First published December 1, 2005 - More info
Fifty-seven leading medical and scientific nonprofit publishers in the US have offered the NIH direct links to their journals to make research access even easier for the public, and at no cost to boot.
Their proposal, sent to NIH director Elias Zerhouni on October 25, laid out a plan for the NIH to provide access to their journal websites using links from abstracts that are already in place and indexed on Medline. This system would bring the NIH a step closer to their known goal of complete public access to all NIH-funded research. Currently, the NIH requests that all grantees submit their manuscripts as soon as they have been accepted for publication, before they have benefited from production changes such as copy editing and layout.
A major concern has been the potential of confusion if more than one version of the manuscript is made available, which could lead to errors. The new proposal would eliminate this worry — the publishers are offering the finalized manuscripts to the NIH at no charge so that only the published version of the paper would be available, keeping the scientific record intact while maintaining copyright protections.
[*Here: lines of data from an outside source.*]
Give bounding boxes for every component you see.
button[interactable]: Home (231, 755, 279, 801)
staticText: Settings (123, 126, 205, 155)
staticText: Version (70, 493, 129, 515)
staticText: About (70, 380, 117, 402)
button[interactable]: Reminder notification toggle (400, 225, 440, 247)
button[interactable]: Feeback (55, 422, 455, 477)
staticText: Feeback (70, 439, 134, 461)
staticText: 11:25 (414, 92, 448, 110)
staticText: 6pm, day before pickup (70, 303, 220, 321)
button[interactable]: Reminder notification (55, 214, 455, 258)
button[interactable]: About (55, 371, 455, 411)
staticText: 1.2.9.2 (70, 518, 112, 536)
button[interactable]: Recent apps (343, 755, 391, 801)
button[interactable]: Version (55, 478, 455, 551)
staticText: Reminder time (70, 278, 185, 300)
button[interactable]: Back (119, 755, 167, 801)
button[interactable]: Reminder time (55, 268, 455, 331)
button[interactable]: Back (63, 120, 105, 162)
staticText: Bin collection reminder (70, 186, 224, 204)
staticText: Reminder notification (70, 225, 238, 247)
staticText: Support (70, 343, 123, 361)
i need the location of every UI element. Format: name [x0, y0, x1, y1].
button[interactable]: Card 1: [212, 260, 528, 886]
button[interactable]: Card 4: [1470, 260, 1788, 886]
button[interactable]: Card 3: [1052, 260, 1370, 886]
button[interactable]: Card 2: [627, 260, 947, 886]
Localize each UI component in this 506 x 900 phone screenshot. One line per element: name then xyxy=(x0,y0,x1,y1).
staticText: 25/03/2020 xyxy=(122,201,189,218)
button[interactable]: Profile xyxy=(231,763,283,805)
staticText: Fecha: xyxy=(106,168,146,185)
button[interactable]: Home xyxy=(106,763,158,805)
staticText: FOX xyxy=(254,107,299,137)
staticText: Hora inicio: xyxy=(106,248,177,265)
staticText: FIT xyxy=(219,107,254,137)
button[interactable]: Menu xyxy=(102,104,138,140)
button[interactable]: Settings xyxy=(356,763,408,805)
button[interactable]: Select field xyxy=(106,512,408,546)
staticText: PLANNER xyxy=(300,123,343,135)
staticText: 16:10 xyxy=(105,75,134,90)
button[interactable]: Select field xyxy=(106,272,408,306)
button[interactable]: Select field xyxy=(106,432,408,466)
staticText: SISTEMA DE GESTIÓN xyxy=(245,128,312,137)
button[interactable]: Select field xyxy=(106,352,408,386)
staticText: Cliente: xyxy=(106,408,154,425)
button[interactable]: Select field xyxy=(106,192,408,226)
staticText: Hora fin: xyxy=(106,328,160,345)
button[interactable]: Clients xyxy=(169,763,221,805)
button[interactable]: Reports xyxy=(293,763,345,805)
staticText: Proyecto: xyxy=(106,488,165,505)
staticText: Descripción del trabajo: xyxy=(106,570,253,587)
This arrangement would also eliminate the need to create a taxpayer-funded infrastructure that would support a web database to publish and house the penultimate versions of the papers and will permit seamless linkage to more than 1 million scientific articles, a number that will increase by approximately 15,000 each month.
“Overnight and at no cost to taxpayers, this proposal will make it easy for the public to access vast amounts of the most accurate scientific and medical information available,” said Chris Lynch, vice president of publishing for the Massachusetts Medical Society, in a press release. “What we are proposing is for the NIH to become the public’s doorway into the universe of research that non-profit publishers already provide to the public everyday.”
“This is simply another step in fostering collaboration among the scientific communities and the public,” said Lenne P. Miller of The Endocrine Society. “We look forward to hearing back from Director Zerhouni and to meeting with him to move forward on an exciting partnership that would deliver enormous public benefits for generations to come.”